Robert Levine constata em seu documentado livro que “cerca de um quarto do tráfego mundial da internet consiste em conteúdos pirateados
Os direitos derivados da propriedade intelectual se mostram por muitas instâncias como contraditórios ao direito –frequentemente constitucionalizado– de acesso universal aos produtos culturais. Certo é que o constitucionalismo do século passado avaliou o acesso à educação e à cultura –conceitos diferentes– como universais, mas no que corresponde à segunda, em modo algum estabeleceu sua gratuidade. Com a aplicação de uma interpretação
analógica a respeito dos direitos à saúde e a educação, se estendeu a crença de que a produção cultural e a informativa deveriam gozar de um estatuto de aquisição não onerosa.

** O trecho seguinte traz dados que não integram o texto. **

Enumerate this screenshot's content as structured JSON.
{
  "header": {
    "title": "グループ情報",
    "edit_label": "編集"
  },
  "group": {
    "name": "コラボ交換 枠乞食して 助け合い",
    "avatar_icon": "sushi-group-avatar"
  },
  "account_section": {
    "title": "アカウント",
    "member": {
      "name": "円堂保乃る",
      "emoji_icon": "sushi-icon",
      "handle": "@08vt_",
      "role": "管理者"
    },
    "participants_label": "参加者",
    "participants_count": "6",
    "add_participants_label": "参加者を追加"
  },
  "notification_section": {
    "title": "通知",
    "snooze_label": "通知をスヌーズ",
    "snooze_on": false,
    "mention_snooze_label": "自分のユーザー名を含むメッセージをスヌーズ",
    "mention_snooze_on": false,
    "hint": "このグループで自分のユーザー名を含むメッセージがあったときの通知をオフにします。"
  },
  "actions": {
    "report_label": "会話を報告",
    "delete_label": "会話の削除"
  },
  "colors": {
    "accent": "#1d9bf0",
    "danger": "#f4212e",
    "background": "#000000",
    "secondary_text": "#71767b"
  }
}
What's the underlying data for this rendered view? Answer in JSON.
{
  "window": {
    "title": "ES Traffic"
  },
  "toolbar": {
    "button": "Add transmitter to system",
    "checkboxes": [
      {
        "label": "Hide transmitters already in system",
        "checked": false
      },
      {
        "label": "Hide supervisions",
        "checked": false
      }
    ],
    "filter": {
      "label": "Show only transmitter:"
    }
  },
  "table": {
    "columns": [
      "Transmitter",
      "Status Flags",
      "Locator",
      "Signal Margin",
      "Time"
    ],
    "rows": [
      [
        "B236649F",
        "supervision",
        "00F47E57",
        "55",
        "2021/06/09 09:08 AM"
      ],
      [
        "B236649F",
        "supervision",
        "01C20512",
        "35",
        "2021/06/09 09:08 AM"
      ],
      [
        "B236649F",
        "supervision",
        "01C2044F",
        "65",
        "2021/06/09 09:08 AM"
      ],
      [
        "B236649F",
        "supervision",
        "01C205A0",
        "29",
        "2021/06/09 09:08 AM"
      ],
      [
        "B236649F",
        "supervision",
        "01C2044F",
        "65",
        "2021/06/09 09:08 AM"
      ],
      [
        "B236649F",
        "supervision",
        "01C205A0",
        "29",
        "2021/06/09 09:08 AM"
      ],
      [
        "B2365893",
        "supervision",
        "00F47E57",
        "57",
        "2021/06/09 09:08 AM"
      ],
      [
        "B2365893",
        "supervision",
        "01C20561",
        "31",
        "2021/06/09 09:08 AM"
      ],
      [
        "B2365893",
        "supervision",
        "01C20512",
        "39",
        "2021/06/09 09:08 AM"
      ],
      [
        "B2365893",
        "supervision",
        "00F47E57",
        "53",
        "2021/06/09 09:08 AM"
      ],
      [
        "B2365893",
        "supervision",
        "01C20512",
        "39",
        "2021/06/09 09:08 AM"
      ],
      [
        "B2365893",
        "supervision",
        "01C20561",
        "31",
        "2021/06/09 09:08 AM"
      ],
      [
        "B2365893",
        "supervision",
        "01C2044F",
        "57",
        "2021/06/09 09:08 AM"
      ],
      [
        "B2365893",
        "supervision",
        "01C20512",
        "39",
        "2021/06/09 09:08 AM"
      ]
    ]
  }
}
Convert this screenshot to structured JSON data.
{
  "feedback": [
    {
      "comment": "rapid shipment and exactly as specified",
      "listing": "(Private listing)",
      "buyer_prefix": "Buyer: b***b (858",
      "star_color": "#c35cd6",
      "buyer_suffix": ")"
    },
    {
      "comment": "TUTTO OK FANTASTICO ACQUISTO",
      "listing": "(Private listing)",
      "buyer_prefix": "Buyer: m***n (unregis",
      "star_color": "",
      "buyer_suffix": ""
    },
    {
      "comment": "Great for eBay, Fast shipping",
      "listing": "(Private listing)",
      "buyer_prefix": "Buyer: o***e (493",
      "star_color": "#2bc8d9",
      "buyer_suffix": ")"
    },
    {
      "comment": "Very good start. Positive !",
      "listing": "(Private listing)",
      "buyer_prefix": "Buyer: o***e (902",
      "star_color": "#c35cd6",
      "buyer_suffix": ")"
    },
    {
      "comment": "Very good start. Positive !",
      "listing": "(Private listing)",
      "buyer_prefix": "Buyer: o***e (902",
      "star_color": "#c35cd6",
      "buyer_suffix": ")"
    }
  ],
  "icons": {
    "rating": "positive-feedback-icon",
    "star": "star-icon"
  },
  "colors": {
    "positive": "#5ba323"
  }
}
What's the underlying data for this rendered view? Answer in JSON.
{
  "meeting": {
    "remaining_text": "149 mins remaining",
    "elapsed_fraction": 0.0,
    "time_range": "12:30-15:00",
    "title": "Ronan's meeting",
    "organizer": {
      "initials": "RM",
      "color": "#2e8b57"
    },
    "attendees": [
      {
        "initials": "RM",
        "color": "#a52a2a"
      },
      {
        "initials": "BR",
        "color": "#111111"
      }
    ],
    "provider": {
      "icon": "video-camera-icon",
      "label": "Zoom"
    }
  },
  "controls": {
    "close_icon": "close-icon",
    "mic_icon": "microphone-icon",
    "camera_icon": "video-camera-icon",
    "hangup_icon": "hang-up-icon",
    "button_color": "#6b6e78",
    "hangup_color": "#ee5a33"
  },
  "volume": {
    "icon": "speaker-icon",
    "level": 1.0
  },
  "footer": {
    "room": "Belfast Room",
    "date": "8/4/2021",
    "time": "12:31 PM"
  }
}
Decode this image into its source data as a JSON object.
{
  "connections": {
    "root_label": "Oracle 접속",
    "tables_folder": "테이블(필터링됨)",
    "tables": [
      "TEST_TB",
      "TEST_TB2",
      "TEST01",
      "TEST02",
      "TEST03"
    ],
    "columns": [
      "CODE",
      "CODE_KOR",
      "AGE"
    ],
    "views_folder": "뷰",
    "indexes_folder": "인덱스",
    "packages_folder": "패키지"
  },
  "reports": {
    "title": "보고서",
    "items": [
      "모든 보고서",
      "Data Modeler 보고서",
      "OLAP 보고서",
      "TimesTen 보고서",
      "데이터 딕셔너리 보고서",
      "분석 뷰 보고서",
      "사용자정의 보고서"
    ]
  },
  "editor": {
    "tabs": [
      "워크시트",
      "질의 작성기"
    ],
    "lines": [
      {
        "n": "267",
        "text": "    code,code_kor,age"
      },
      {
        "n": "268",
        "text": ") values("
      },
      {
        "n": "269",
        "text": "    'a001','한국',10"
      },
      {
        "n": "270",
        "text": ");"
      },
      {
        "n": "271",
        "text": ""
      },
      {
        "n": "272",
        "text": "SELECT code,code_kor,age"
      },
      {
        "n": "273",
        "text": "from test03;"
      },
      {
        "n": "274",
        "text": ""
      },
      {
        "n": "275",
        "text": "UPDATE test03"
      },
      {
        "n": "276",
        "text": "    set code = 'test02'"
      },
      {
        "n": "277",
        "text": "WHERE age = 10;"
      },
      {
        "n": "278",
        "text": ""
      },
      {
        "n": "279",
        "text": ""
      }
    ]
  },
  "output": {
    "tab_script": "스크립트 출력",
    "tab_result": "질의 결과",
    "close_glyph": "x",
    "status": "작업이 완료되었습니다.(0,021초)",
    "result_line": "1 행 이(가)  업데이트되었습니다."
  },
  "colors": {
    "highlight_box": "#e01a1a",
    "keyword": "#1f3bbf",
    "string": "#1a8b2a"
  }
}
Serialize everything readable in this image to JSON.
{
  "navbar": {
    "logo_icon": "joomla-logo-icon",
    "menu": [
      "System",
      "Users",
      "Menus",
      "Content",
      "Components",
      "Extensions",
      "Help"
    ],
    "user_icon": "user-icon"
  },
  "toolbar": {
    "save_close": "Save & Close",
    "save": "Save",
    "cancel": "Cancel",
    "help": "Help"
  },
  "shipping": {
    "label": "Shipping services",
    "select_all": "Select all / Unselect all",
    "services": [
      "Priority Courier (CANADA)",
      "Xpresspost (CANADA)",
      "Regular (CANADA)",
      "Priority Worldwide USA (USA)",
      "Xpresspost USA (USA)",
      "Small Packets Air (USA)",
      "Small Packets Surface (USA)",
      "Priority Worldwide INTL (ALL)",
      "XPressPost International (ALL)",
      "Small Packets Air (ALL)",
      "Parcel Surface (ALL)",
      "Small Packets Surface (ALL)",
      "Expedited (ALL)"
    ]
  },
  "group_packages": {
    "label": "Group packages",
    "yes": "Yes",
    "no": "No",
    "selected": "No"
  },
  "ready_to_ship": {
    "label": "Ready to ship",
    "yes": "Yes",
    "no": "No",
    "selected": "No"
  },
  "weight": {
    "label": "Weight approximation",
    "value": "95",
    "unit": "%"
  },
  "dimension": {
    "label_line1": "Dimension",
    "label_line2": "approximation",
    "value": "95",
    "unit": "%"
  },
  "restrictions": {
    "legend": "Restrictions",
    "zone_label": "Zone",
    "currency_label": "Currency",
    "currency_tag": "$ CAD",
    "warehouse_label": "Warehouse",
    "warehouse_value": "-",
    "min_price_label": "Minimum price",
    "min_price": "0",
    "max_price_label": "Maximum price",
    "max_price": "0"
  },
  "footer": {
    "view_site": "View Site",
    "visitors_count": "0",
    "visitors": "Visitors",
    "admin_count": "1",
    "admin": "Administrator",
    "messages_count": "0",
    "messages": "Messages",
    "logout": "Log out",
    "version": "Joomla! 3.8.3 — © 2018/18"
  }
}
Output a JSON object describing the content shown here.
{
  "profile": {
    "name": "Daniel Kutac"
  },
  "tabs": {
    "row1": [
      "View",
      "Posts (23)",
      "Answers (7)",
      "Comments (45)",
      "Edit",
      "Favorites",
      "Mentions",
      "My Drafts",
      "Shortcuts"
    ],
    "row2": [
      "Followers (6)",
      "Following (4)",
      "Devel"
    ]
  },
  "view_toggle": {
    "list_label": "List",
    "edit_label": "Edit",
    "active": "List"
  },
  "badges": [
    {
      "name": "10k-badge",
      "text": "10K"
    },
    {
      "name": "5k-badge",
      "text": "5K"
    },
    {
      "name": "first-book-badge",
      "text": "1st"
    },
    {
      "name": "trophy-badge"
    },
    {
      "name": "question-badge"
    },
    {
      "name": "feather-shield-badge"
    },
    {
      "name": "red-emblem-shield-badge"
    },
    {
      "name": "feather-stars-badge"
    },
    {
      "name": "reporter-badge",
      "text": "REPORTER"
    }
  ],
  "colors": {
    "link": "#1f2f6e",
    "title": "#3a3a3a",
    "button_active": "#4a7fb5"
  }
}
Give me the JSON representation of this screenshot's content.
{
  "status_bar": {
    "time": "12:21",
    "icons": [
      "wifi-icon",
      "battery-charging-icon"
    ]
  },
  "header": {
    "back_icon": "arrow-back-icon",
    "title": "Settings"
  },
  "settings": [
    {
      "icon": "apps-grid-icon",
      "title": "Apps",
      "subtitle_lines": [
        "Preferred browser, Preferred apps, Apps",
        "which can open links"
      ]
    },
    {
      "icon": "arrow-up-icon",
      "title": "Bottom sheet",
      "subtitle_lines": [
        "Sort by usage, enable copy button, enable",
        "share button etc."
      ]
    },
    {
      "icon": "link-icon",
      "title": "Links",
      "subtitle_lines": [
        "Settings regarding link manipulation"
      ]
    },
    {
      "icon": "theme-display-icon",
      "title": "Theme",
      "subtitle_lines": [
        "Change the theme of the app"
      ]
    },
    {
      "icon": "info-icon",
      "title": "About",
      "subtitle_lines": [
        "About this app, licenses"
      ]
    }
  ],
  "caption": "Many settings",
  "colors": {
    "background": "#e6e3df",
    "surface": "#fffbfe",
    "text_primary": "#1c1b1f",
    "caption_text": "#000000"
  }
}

Daí nasce essa cultura da gratuidade que despojou a denominada pirataria de conotações socialmente negativas, de modo tal que incorrer nessa prática para o consumo de informações elaboradas –além das notícias– e de obras de criação carece de uma eficaz reprovação –não jurídica, como em muitos países, embora de forma precária e titubeante–, mas coletiva ou social.
No último mês de março, o romancista e ensaísta espanhol Javier Cercas se expressava nestes termos no jornal El País: “O doutor Johnson opinava que só os idiotas escrevem sem cobrar. Tinha razão, e eu o sei muito bem, porque até meus 40 anos não fiz mais do que o idiota; e muito temo que em breve terei que voltar a fazê-lo. Segundo menciona o relatório da FGEE, 58% dos espanhóis já leem em formato digital; mas deles, 68% fazem download gratuitamente dos livros. Sou incapaz de fazer uma interpretação otimista deste dado. Só me ocorre dizer que, contra semelhante roubo, como contra a corrupção, não cabe mais defesa (além de professores bem pagos) que uma lei eficaz e políticos que se atrevam a promulgá-la e aplicá-la”.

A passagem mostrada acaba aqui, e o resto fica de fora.